Patients’ and transplant characteristics
| Total PTLD patients (N = 30) | Treated DLBCL patients (N = 15) | |
|---|---|---|
| Age at SOT, median (IQR) | 50.4 (35.82; 58.84) | 57.1 (34.1; 59.9) |
| Gender, N (%)* | ||
| Female | 11 (37%) | 5 (33.3%) |
| Male | 19 (63%) | 10 (66.7%) |
| Race, N (%) | ||
| Black | 8 (27%) | 6 (40%) |
| White | 19 (63%) | 9 (60%) |
| Other | 3 (10%) | 0 |
| Type of Organ Transplanted, N (%) | ||
| Kidney | 15 (50%) | 10 (66.7%) |
| Liver | 12 (40%) | 5 (33.3%) |
| SPK | 2 (7%) | 0 |
| SLK | 1 (3%) | 0 |
| Type of Donor, N (%) | ||
| DBD | 22 (73%) | 12 (80%) |
| DCD | 5 (17%) | 3 (20%) |
| Living donor | 3 (10%) | 0 |
| SOT number, N (%) | ||
| 1 | 28 (93%) | 14 (93.3%) |
| 2 | 2 (7%) | 1 (6.7) |
Ages are represented as median (Q1: Q3). All categorical data is presented as number (percent).

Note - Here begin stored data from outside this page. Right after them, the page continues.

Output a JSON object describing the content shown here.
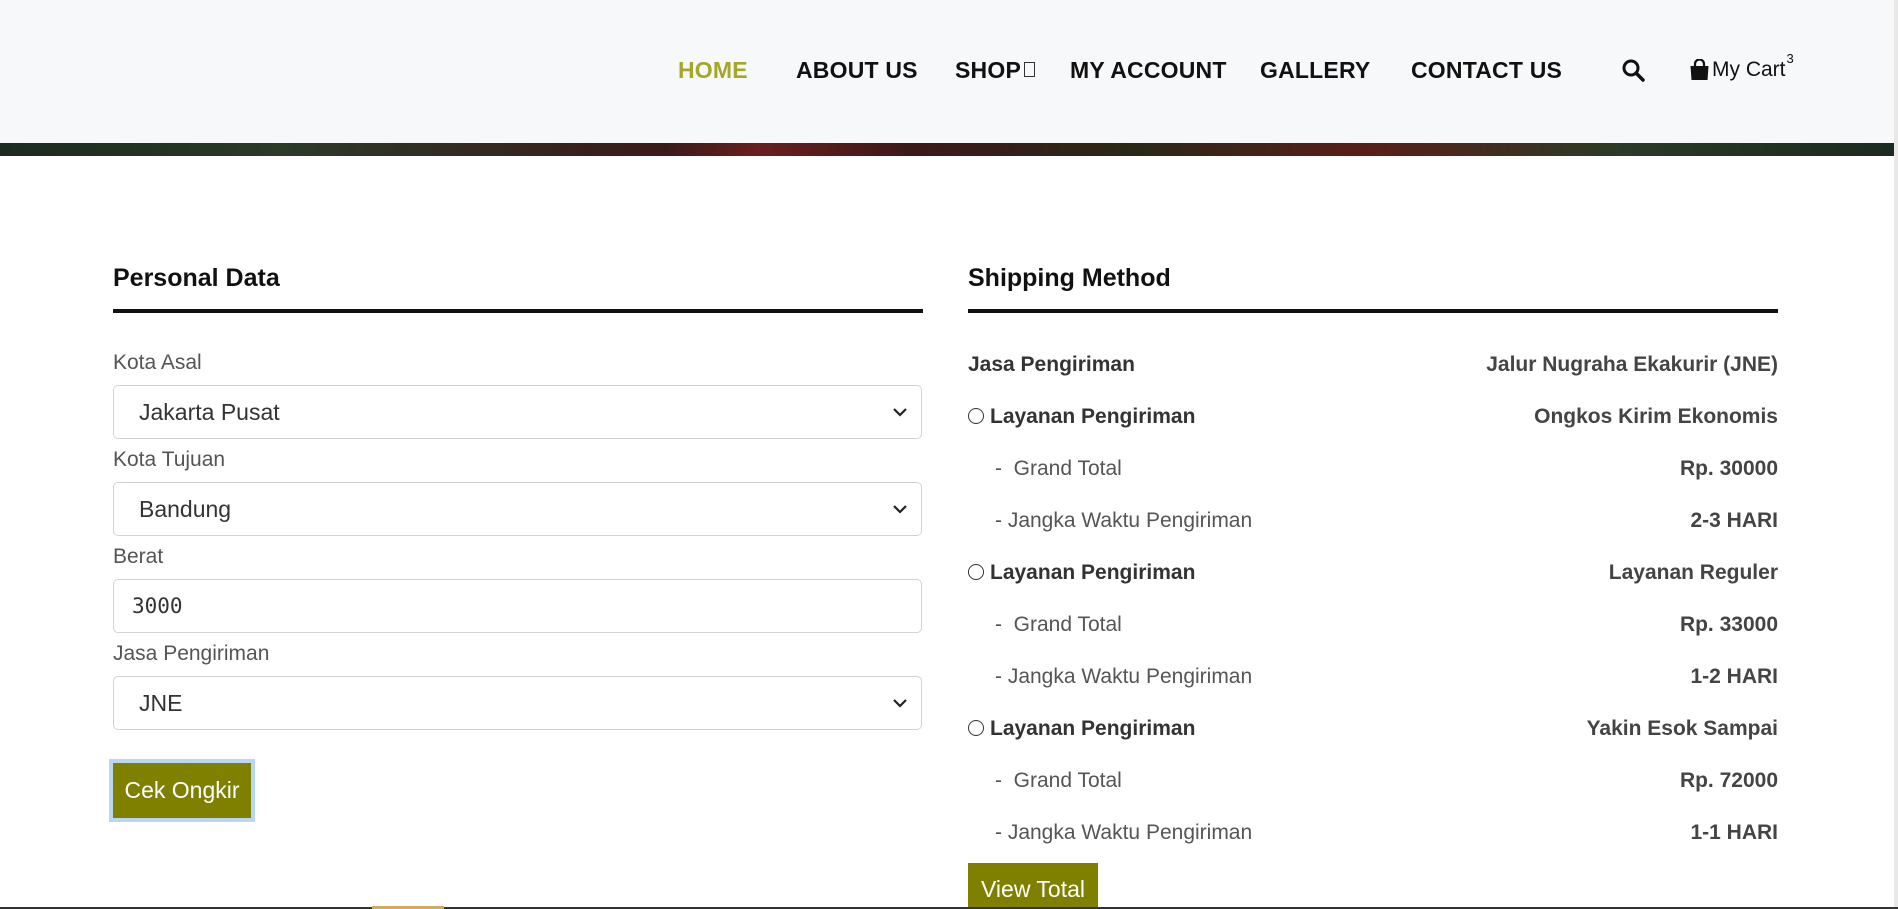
{
  "nav": {
    "items": [
      {
        "label": "HOME",
        "active": true
      },
      {
        "label": "ABOUT US",
        "active": false
      },
      {
        "label": "SHOP",
        "active": false
      },
      {
        "label": "MY ACCOUNT",
        "active": false
      },
      {
        "label": "GALLERY",
        "active": false
      },
      {
        "label": "CONTACT US",
        "active": false
      }
    ],
    "search_icon": "search-icon",
    "cart": {
      "label": "My Cart",
      "count": "3",
      "icon": "shopping-bag-icon"
    }
  },
  "personal": {
    "title": "Personal Data",
    "fields": [
      {
        "label": "Kota Asal",
        "value": "Jakarta Pusat",
        "type": "select"
      },
      {
        "label": "Kota Tujuan",
        "value": "Bandung",
        "type": "select"
      },
      {
        "label": "Berat",
        "value": "3000",
        "type": "input"
      },
      {
        "label": "Jasa Pengiriman",
        "value": "JNE",
        "type": "select"
      }
    ],
    "button": "Cek Ongkir"
  },
  "shipping": {
    "title": "Shipping Method",
    "courier_label": "Jasa Pengiriman",
    "courier_value": "Jalur Nugraha Ekakurir (JNE)",
    "services": [
      {
        "label": "Layanan Pengiriman",
        "name": "Ongkos Kirim Ekonomis",
        "total_label": "-  Grand Total",
        "total": "Rp. 30000",
        "eta_label": "- Jangka Waktu Pengiriman",
        "eta": "2-3 HARI"
      },
      {
        "label": "Layanan Pengiriman",
        "name": "Layanan Reguler",
        "total_label": "-  Grand Total",
        "total": "Rp. 33000",
        "eta_label": "- Jangka Waktu Pengiriman",
        "eta": "1-2 HARI"
      },
      {
        "label": "Layanan Pengiriman",
        "name": "Yakin Esok Sampai",
        "total_label": "-  Grand Total",
        "total": "Rp. 72000",
        "eta_label": "- Jangka Waktu Pengiriman",
        "eta": "1-1 HARI"
      }
    ],
    "button": "View Total"
  },
  "colors": {
    "accent": "#a6a72a",
    "button": "#7f8000",
    "header_bg": "#f7f8fa"
  }
}
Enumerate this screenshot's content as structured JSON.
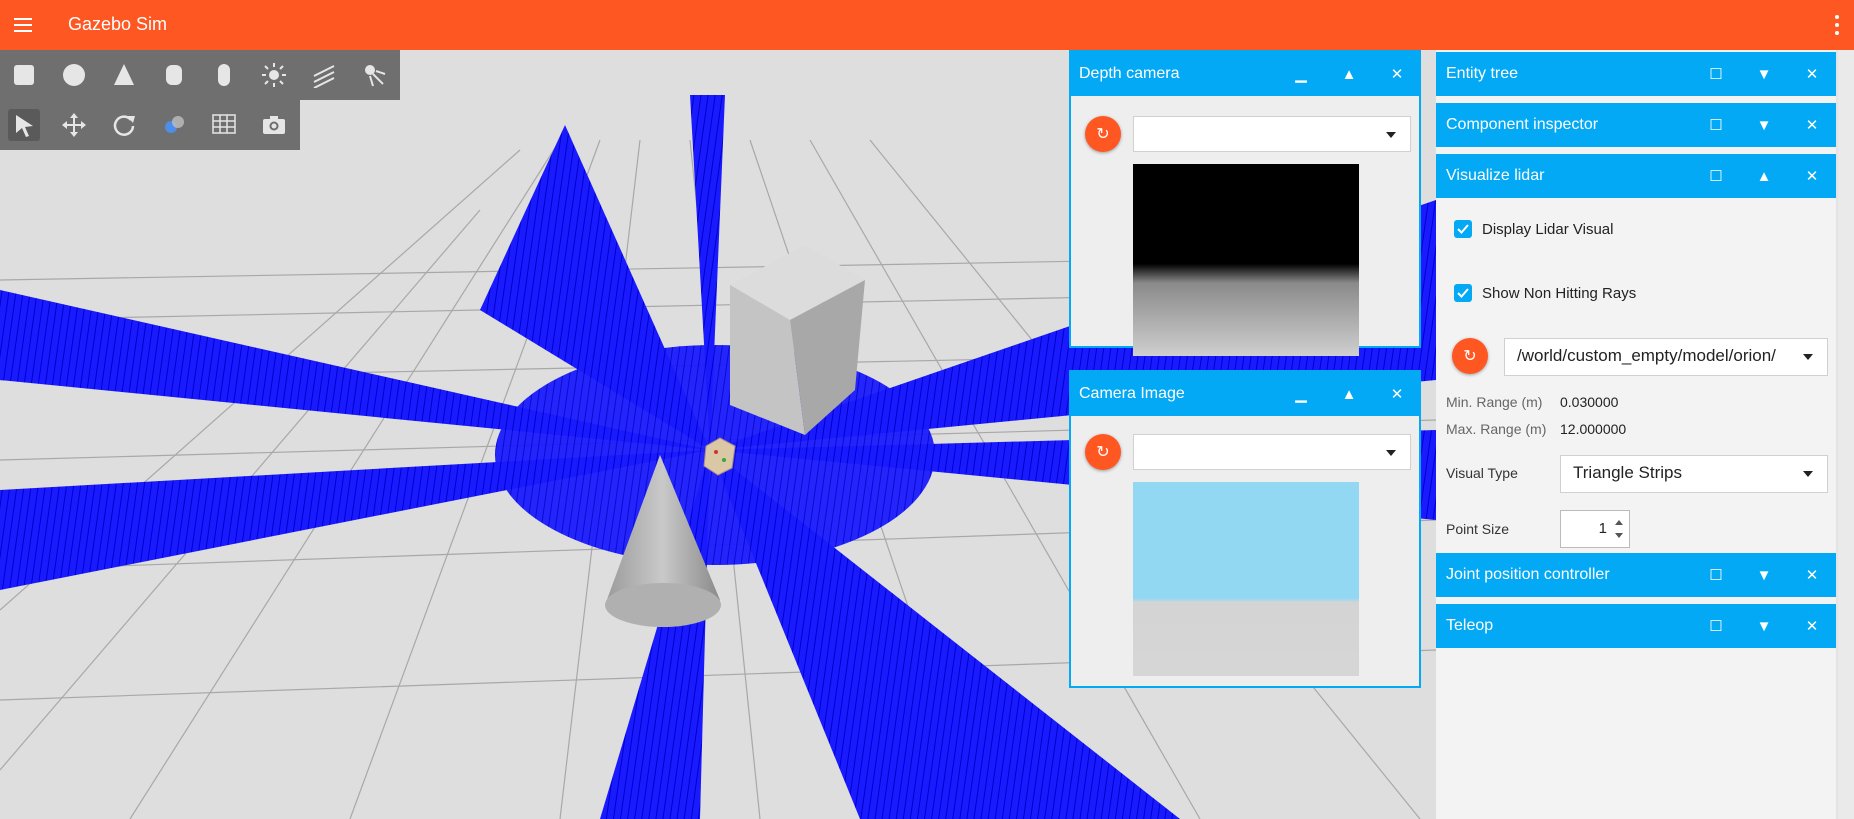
{
  "app": {
    "title": "Gazebo Sim"
  },
  "toolbar": {
    "shapes": [
      "box-icon",
      "sphere-icon",
      "cone-icon",
      "cylinder-icon",
      "capsule-icon",
      "sun-light-icon",
      "directional-light-icon",
      "spot-light-icon"
    ],
    "transform": [
      "select-icon",
      "translate-icon",
      "rotate-icon",
      "view-angle-icon",
      "grid-config-icon",
      "screenshot-icon"
    ]
  },
  "depth_camera": {
    "title": "Depth camera",
    "topic": ""
  },
  "camera_image": {
    "title": "Camera Image",
    "topic": ""
  },
  "dock": {
    "entity_tree": "Entity tree",
    "component_inspector": "Component inspector",
    "visualize_lidar": {
      "title": "Visualize lidar",
      "display_lidar_visual": "Display Lidar Visual",
      "show_non_hitting_rays": "Show Non Hitting Rays",
      "topic": "/world/custom_empty/model/orion/",
      "min_range_label": "Min. Range (m)",
      "min_range_value": "0.030000",
      "max_range_label": "Max. Range (m)",
      "max_range_value": "12.000000",
      "visual_type_label": "Visual Type",
      "visual_type_value": "Triangle Strips",
      "point_size_label": "Point Size",
      "point_size_value": "1"
    },
    "joint_position_controller": "Joint position controller",
    "teleop": "Teleop"
  },
  "colors": {
    "accent_orange": "#ff5722",
    "accent_blue": "#03a9f4",
    "lidar_blue": "#0000ff",
    "sky": "#93d8f2"
  }
}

Percentages were rounded to nearest decimal point.
PTLD, post-transplant lymphoproliferative disorders; DLBCL, diffuse large B-cell lymphoma; SOT, solid organ transplantation; SPK, simultaneous pancreas-kidney; SLK, simultaneous liver-kidney; DBD, donor after brain death; DCD, donor after cardiac death.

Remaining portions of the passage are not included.